“Family Pack” is a slick, silly, hot-mess of a fantasy comedy, a French “Jumanji” based on a French board game.
A French family — including aged, forgetful Grandpa (the great Jean Reno) — tempts fate by playing an old, carved “Kill ze Werevolves” game and finds itself transported into the late 15th century, after Columbus visited the Caribbean but before superstition gave way to logic and the law.
That set-up is good for a few laughs, and a few one-liners as music teacher Dad (Franck Dubosc), legal aid lawyer Mom (Suzanne Clément), his teen influencer daughter (Lisa Do Couto Texeira) from his first marriage, her son (Raphael Ramond) from hers and their always “STARving!” little girl (Alizée Caugnies) contend with werewolves and a lop-off-their-heads/ask-questions-later sheriff (Grégory Fitoussi).
No, this is no “Renaissance Faire.”
Starting the carved board game and carelessly putting it away is what lands them in 1497, in a Medieval version of Granpda’s house. They eventually figure out they’re each “characters” in the game — a shape-shifting “thief,” the “muscle” (Grandpa), a witch, an invisible woman etc.
Dad’s the quick thinker who tries to pass them off as “traveling minstrels” to the suspicious locals, grabbing a lute and getting the family to sing along.
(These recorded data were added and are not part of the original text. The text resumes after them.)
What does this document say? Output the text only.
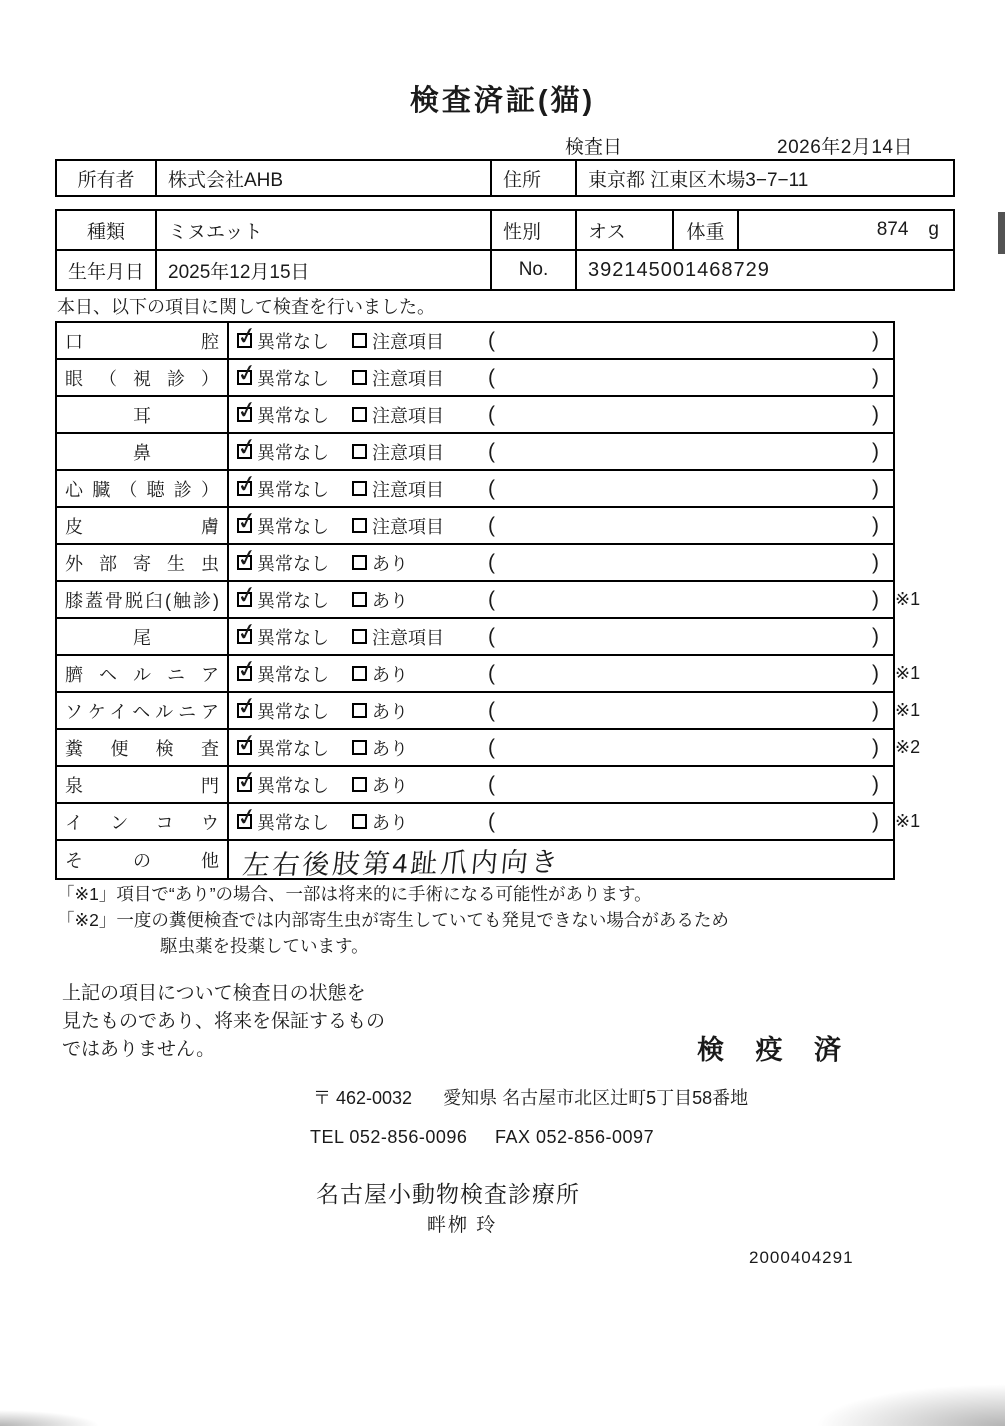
検査済証(猫)
検査日	2026年2月14日
所有者	株式会社AHB	住所	東京都 江東区木場3−7−11
種類	ミヌエット	性別	オス	体重	874 g
生年月日	2025年12月15日	No.	392145001468729
本日、以下の項目に関して検査を行いました。
口腔 ✓ 異常なし 注意項目 (	)
眼（視診） ✓ 異常なし 注意項目 (	)
耳 ✓	異常なし 注意項目 (	)
鼻 ✓	異常なし 注意項目 (	)
心臓（聴診） ✓ 異常なし 注意項目 (	)
皮膚 ✓ 異常なし 注意項目 (	)
外部寄生虫 ✓ 異常なし あり	(	)
膝蓋骨脱臼(触診) ✓ 異常なし あり	(	) ※1
尾 ✓	異常なし 注意項目 (	)
臍ヘルニア ✓ 異常なし あり	(	) ※1
ソケイヘルニア ✓ 異常なし あり	(	) ※1
糞便検査 ✓ 異常なし あり	(	) ※2
泉門 ✓ 異常なし あり	(	)
インコウ ✓ 異常なし あり	(	) ※1
その他 左右後肢第4趾爪内向き
「※1」項目で“あり”の場合、一部は将来的に手術になる可能性があります。
「※2」一度の糞便検査では内部寄生虫が寄生していても発見できない場合があるため
駆虫薬を投薬しています。
上記の項目について検査日の状態を
見たものであり、将来を保証するもの
ではありません。	検 疫 済
〒 462-0032 愛知県 名古屋市北区辻町5丁目58番地
TEL 052-856-0096 FAX 052-856-0097
名古屋小動物検査診療所
畔栁 玲
2000404291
No, he doesn’t know the “hits” of the day — “Good King Charles VIII,” “I Slaughtered a Burgundian.”
They much use their “powers” to sniff out the werewolves in town, kill them and collect game pieces.
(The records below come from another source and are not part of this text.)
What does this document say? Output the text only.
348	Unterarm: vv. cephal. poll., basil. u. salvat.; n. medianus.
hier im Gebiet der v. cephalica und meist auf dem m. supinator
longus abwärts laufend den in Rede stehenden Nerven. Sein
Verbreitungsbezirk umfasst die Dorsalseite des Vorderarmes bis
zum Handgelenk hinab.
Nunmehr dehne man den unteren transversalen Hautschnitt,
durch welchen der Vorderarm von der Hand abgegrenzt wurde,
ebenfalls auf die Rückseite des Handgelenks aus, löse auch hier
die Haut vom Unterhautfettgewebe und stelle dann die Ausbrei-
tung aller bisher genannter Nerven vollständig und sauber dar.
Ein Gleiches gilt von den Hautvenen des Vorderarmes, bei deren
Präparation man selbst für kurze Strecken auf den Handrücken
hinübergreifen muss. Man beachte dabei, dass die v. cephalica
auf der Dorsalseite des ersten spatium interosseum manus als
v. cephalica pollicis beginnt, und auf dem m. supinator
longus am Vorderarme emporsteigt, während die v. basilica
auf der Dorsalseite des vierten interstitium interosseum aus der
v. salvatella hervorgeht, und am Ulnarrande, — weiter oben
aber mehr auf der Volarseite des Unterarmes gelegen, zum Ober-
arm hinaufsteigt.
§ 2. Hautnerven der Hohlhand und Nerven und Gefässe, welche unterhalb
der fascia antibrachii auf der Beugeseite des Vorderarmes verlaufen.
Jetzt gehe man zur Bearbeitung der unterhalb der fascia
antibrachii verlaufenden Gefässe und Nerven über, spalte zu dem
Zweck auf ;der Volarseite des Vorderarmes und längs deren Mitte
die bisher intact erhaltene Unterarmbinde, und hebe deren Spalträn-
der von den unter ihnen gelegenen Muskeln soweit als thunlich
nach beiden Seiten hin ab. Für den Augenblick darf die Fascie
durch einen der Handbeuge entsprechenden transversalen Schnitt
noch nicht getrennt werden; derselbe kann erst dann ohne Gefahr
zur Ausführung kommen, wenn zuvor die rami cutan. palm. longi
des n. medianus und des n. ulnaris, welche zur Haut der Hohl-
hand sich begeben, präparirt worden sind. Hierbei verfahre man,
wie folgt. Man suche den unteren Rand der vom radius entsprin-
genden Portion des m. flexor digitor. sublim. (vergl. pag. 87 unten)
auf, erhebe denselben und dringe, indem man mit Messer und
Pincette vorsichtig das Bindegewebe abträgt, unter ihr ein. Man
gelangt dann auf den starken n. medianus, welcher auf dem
Joking through a beheading, grimacing when the crown officer acknowledges “we made a mistake” about that beheading, they must keep themselves from turning into werewolves, too.
At least Grandpa is strong again, and a lot less forgetful. Reno gets the film’s best line about offspring avoiding their elderly parents.
“It’s very hard watching people disappear.”
If you watch it, let the kids practice their French comprehension and let Reno speak in his real French voice, with subtitles. The English dubbing spoils some of the (limited) fun.
The effects are passable and the cast is game, but there isn’t much to this, and the silly is never quite silly enough to take it over and give it full-fledged-farce status. There’s entirely too much tidying up this era’s shortcomings via the gay Italian painter and inventor Piero (Bruno Gouery) offering “inventions” (an electric guitar turns on the Renaissance Faire crowd to French heavy metal).
But “Family Pack” is far from the worst time-killer on Netflix right now.
Rating: TV-MA, violence, some profanity
Cast: Franck Dubosc, Suzanne Clément, Lisa Do Couto Texeira, Raphael Romand, Bruno Gouery, Alizée Caugnies, Grégory Fitoussi and Jean Reno.
Credits: Directed by François Uzan, scripted by François Uzan and Céleste Balin, based on a French board game. A Netflix release.